Imaginons le profil d'un homme de 35 ans, divorcé, avec à sa charge deux enfants, un revenu de 1400 euros nets par mois et peu ou pas assez d'argent de côté pour accéder à la propriété de manière traditionnelle. Je me glisse dans sa peau, et je me décide à lancer le chantier de ma future maison à 15 euros. J'ai choisi l'exemple du Jura où Mme Christine Boutin s'est rendue lundi 7 juillet pour promouvoir son dispositif.
1 - Allô Service Public
Première étape, j'appelle le 39 39, le numéro «Allô Service Public» pour savoir comment procéder. Après avoir essayé encore et encore, après plus de 15 appels, je n'arrive toujours pas à obtenir d'interlocuteur, le réseau étant saturé tout au long de la journée.
2 - La préfecture
Pour obtenir la liste des communes dans lesquelles on peut accéder au dispositif de Christine Boutin, je décide d'appeler la Préfecture du Jura. Après être passé par cinq interlocuteurs différents, je reviens toujours à la même personne au standard, qui a l'air un peu gêné. Elle me déclare finalement que «personne n'est assez informé à la préfecture», et que je devrais donc «essayer d'appeler la DDE».

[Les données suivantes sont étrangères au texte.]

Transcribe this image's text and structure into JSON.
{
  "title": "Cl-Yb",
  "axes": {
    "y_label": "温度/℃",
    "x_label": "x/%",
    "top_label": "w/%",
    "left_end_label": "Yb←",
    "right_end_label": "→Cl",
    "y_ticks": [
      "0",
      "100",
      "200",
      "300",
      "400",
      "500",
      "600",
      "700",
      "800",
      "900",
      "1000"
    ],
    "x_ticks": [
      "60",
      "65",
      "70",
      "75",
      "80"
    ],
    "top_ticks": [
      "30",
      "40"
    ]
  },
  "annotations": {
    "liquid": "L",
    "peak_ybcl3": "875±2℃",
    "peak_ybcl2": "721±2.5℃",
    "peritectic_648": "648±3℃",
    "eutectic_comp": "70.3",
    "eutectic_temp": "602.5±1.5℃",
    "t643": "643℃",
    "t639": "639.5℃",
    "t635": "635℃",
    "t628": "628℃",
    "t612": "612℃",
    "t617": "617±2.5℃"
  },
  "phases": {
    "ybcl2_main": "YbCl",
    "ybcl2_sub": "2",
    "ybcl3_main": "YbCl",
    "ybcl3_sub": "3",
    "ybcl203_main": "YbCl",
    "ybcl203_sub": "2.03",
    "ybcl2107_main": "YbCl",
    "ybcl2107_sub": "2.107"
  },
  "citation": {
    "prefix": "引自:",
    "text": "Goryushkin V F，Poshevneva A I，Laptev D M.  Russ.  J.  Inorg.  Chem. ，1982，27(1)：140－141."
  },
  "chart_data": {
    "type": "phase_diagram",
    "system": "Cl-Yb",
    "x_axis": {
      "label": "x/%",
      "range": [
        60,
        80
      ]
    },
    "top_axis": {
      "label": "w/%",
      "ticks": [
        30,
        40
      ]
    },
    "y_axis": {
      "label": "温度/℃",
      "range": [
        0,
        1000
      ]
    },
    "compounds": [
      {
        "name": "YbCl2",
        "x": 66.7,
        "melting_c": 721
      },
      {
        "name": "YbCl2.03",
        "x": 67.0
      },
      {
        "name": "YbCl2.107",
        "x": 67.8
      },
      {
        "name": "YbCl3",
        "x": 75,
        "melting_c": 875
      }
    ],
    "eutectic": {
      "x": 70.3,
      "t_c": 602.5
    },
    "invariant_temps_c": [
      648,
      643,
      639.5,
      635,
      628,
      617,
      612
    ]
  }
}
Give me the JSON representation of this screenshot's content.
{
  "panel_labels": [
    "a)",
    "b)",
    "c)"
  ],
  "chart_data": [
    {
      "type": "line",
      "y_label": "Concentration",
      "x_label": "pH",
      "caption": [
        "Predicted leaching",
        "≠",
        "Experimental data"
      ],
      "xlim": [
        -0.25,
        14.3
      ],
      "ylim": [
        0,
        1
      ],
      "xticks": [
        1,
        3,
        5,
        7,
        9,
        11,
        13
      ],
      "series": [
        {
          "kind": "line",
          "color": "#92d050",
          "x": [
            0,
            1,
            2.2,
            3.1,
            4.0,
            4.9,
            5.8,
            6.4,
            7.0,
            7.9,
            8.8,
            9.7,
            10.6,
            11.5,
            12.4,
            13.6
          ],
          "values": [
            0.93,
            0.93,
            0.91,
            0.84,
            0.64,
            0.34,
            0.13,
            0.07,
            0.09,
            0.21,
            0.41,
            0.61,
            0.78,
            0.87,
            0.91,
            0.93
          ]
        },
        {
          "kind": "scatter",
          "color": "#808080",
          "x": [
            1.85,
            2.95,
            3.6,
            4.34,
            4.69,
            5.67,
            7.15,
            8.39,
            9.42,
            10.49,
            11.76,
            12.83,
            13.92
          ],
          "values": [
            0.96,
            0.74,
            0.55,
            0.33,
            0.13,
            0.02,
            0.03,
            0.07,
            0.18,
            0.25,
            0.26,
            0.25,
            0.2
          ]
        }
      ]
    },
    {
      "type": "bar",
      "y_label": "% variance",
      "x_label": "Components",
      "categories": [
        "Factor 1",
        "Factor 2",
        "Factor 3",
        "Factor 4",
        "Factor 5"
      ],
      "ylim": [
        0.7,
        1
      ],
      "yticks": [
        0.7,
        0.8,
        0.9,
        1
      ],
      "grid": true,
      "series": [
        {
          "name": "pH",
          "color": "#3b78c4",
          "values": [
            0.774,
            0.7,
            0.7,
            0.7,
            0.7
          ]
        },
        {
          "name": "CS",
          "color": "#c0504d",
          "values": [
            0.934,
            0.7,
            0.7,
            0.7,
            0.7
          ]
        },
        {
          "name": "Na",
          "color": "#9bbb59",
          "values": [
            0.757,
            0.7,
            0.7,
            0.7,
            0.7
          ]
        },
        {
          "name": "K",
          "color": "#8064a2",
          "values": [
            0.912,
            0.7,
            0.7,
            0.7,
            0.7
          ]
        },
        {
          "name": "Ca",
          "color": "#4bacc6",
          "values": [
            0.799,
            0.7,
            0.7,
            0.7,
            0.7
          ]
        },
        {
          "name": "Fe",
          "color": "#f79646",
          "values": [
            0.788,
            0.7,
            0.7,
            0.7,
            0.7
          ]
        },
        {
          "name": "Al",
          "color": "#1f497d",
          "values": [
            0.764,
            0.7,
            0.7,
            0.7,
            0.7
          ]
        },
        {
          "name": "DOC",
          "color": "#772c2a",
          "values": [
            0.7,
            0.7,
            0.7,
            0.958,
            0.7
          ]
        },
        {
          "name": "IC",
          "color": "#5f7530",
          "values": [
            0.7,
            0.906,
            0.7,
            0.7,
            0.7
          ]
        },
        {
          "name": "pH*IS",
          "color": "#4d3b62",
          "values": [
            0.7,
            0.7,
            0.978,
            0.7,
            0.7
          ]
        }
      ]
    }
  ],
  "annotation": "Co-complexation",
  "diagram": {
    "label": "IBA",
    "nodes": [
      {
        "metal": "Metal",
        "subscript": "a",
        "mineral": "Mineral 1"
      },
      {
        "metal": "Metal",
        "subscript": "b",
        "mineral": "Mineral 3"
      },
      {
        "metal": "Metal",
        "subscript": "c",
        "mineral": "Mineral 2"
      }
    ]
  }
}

3 - La Direction départementale de l'équipement
Je suis mis en relation avec le service «habitat» de la DDE, une personne d'apparence au courant de l'actualité récente m'explique que deux communautés de communes ont signé la charte de la «maison à 15 euros par jour», la communauté du Val d'Amour et la communauté du bassin Lédonien. Elle m'explique cependant qu'une condition supplémentaire est à remplir pour accéder à ce dispositif : «le ménage doit avoir moins de 70 ans cumulés». J'en suis très étonné car cette limite d'âge n'existe tout simplement pas (1).
Je contacte ensuite le Comité interprofessionnel du logement du Jura (CILJ), l'organisme traitant les dossiers pour bénéficier du 1% logement. Là, le préposé au standard m'informe que «la personne qui est en charge du dispositif est en vacances, et qu'il faudra attendre son retour, soit deux à trois semaines». Je décide de remettre à plutard cette étape. Perdu, je m'en remets alors à l'Agence départementale pour l'information sur le logement (Adil) connue pour ses bons conseils dans ce domaine.
4 - L'Adil
J'obtiens rapidement une conseillère qui m'explique qu'avec un financement PASS Foncier et en tant que père de famille, je devrais sûrement régler une mensualité de l'ordre de 450 euros pendant 16 ans. «Soit 15 euros par jour pour un endettement d'environ de 22%», ce qui revient à des «tranches de solvabilité financière plus courantes» pour «tout une catégorie de primo-accédants». Elle m'explique ensuite qu'à l'échéance choisie, ou en cours de bail, le terrain peut être acquis avec un prix initial majoré de 1,5% par an pour les salariés et indexé sur l'inflation pour les autres, avec un minimum de 2% et un maximum de 4,5%. Il peut également faire l'objet d'une acquisition progressive, moyennant un supplément de loyer, sur une durée maximale de 15 ans, assorti d'une prolongation de bail. Enfin quelqu'un qui est au courant du dispositif. Elle me donne ensuite la liste des communes où je pourrais présenter un dossier de candidature pour obtenir un logement à 15 euros par jour, soit 19 communes où cela est possible. La conseillère de l'Adil m'explique que certains aspects du dispositif sont encore en suspens et qu'aucun dossier de la maison à 15 euros n'a encore été finalisé dans son département. «Pour l'instant, il sera très difficile de constituer un dossier» me dit-elle.
5 La mairie
Je choisis la commune de Lons-le-Saunier qui figure dans la liste que l'Adil m'a communiquée. J'appelle la mairie. L'élu responsable de l'aménagement m'explique qu'«il n'y a plus aucun terrain à construire», et que «pour une accession au logement social», et regrette de n'avoir «que la solution HLM» à me proposer. J'appelle alors la communauté de communes du Val d'Amour, puisqu'elle a bel et bien signé la charte. On m'informe que le dispositif ne sera vraiment en place qu'au mois de septembre. On me donne alors des numéros de promoteurs immobiliers avec lesquels je pourrais déjà parler de mon projet.
6 Les promoteurs immobiliers
Je reprends espoir, mais pas pour longtemps. Une première entreprise me répond qu'il n'est pas encore possible de construire de maison à 15 euros. Une deuxième entreprise, pourtant partenaire du projet de la ministre du logement, m'explique que si le dispositif est en marche, je ne pourrais pas obtenir un compromis de vente avant l'année prochaine.
(1) Vérification auprès du ministère du Logement, le dispositif ne pose aucune limite d'âge.